Don’t expect all of your files to convert without effort.   There is a learning curve.  All GUI’s are not the same.  If your user base is familiar with one email system, they may require training to learn another.  We discovered minor inconsistencies — from searching words inside of documents, to words used to describe similar functionality, to realizing that help screens do not always match the GUI.  Customer support for paid accounts is via email contact – unless your services are “completely down”, in which you can make direct tele communication.  So, if you have an urgent question, which doesn’t qualify as a “complete emergency”, expect to wait up to 24 hours for an email response.

We also have lingering questions – that can only be alleviated by knowing that we have done everything possible to backup all content from cloud – to a local data center.  Just in case.  What if our cloud provider loses our data, or portions thereof?  What happens if our cloud provider raises annual rates?  What if our cloud content gets hacked into?  Can a rogue employee harm our data operations?   Can secure documents be disseminated to unauthorized individuals?    WikiLeaks reveals classified government documents, recent hacking attempts into prominent businesses and cloud providers, NIH employee storing sensitive data on laptops later stolen, demonstrate that security is a dominant issue for US government and business websites.   Threats by hackers continue, and it is safe to assume a continued security risk for BOTH cloud and local data centers. 

The primary difference with cloud, is that you share space with other content consumers, and this physical space is not under the network management control of your data center.   Your network team is no longer tasked with upgrading servers, software and implementing patches — as it relates to email and document tools.  Beyond that, your policies for safeguarding your data, monitoring unauthorized use, managing suspicious employees, maintaining tested backup copies of your data — still rests with you – and applies to either cloud or in-house.  
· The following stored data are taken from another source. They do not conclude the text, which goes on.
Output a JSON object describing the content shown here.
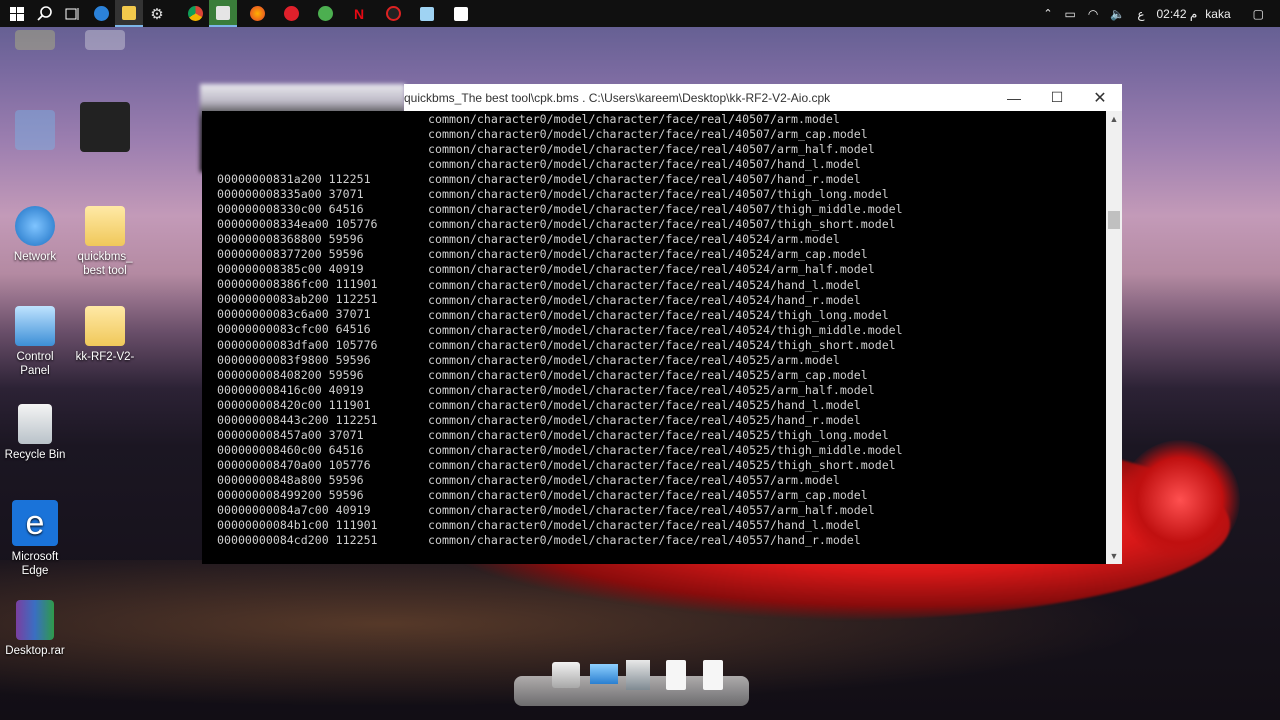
{
  "taskbar": {
    "icons": [
      "windows-start-icon",
      "search-icon",
      "task-view-icon",
      "edge-icon",
      "file-explorer-icon",
      "settings-icon",
      "chrome-icon",
      "app-icon",
      "firefox-icon",
      "opera-icon",
      "globe-icon",
      "netflix-icon",
      "record-icon",
      "notes-icon",
      "media-icon"
    ],
    "tray": {
      "language": "ع",
      "time": "02:42 م",
      "user": "kaka"
    }
  },
  "desktop": {
    "icons": [
      {
        "label": "Network"
      },
      {
        "label": "quickbms_\nbest tool"
      },
      {
        "label": "Control\nPanel"
      },
      {
        "label": "kk-RF2-V2-"
      },
      {
        "label": "Recycle Bin"
      },
      {
        "label": "Microsoft\nEdge"
      },
      {
        "label": "Desktop.rar"
      }
    ]
  },
  "console": {
    "title": "quickbms_The best tool\\cpk.bms . C:\\Users\\kareem\\Desktop\\kk-RF2-V2-Aio.cpk",
    "rows": [
      {
        "offset": "",
        "path": "common/character0/model/character/face/real/40507/arm.model"
      },
      {
        "offset": "",
        "path": "common/character0/model/character/face/real/40507/arm_cap.model"
      },
      {
        "offset": "",
        "path": "common/character0/model/character/face/real/40507/arm_half.model"
      },
      {
        "offset": "",
        "path": "common/character0/model/character/face/real/40507/hand_l.model"
      },
      {
        "offset": "00000000831a200 112251",
        "path": "common/character0/model/character/face/real/40507/hand_r.model"
      },
      {
        "offset": "000000008335a00 37071",
        "path": "common/character0/model/character/face/real/40507/thigh_long.model"
      },
      {
        "offset": "000000008330c00 64516",
        "path": "common/character0/model/character/face/real/40507/thigh_middle.model"
      },
      {
        "offset": "000000008334ea00 105776",
        "path": "common/character0/model/character/face/real/40507/thigh_short.model"
      },
      {
        "offset": "000000008368800 59596",
        "path": "common/character0/model/character/face/real/40524/arm.model"
      },
      {
        "offset": "000000008377200 59596",
        "path": "common/character0/model/character/face/real/40524/arm_cap.model"
      },
      {
        "offset": "000000008385c00 40919",
        "path": "common/character0/model/character/face/real/40524/arm_half.model"
      },
      {
        "offset": "000000008386fc00 111901",
        "path": "common/character0/model/character/face/real/40524/hand_l.model"
      },
      {
        "offset": "00000000083ab200 112251",
        "path": "common/character0/model/character/face/real/40524/hand_r.model"
      },
      {
        "offset": "00000000083c6a00 37071",
        "path": "common/character0/model/character/face/real/40524/thigh_long.model"
      },
      {
        "offset": "00000000083cfc00 64516",
        "path": "common/character0/model/character/face/real/40524/thigh_middle.model"
      },
      {
        "offset": "00000000083dfa00 105776",
        "path": "common/character0/model/character/face/real/40524/thigh_short.model"
      },
      {
        "offset": "00000000083f9800 59596",
        "path": "common/character0/model/character/face/real/40525/arm.model"
      },
      {
        "offset": "000000008408200 59596",
        "path": "common/character0/model/character/face/real/40525/arm_cap.model"
      },
      {
        "offset": "000000008416c00 40919",
        "path": "common/character0/model/character/face/real/40525/arm_half.model"
      },
      {
        "offset": "000000008420c00 111901",
        "path": "common/character0/model/character/face/real/40525/hand_l.model"
      },
      {
        "offset": "000000008443c200 112251",
        "path": "common/character0/model/character/face/real/40525/hand_r.model"
      },
      {
        "offset": "000000008457a00 37071",
        "path": "common/character0/model/character/face/real/40525/thigh_long.model"
      },
      {
        "offset": "000000008460c00 64516",
        "path": "common/character0/model/character/face/real/40525/thigh_middle.model"
      },
      {
        "offset": "000000008470a00 105776",
        "path": "common/character0/model/character/face/real/40525/thigh_short.model"
      },
      {
        "offset": "00000000848a800 59596",
        "path": "common/character0/model/character/face/real/40557/arm.model"
      },
      {
        "offset": "000000008499200 59596",
        "path": "common/character0/model/character/face/real/40557/arm_cap.model"
      },
      {
        "offset": "00000000084a7c00 40919",
        "path": "common/character0/model/character/face/real/40557/arm_half.model"
      },
      {
        "offset": "00000000084b1c00 111901",
        "path": "common/character0/model/character/face/real/40557/hand_l.model"
      },
      {
        "offset": "00000000084cd200 112251",
        "path": "common/character0/model/character/face/real/40557/hand_r.model"
      }
    ]
  }
}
Business users, cost efficiencies drive push to cloud

In the end, we decided the benefits of transforming office productivity – with tools that:

  • place shared video, geo-mapping, calendars, presentations, documents and nearly limitless gadgets to collaborate more efficiently on projects, 
  • remove the barriers of access from multiple hardware platforms, 
  • allow 24/7 access to content 
  • offered a more than reasonable price per user for a world-class data center,
  • provide administrators with acceptable security controls and the ability to backup our content regularly to local storage 

— outweighed our concerns regarding unforeseen events due to sharing physical technology space with other cloud consumers.

We also recognize that as time and experiences evolve using cloud providers for email and document collaboration — our use of the technology, and considerations of risk factors may change as well.   Having used cloud email and collaboration products extensively since 2010, we found that cloud has eliminated many barriers to  office productivity.  The transparency of sharing content has been so well embraced by business end users,  it would be difficult to turn back to using the tools from our local data center.  In the meantime, we will stay focused on continuing an aggressive backup policy, and a watchful eye on security.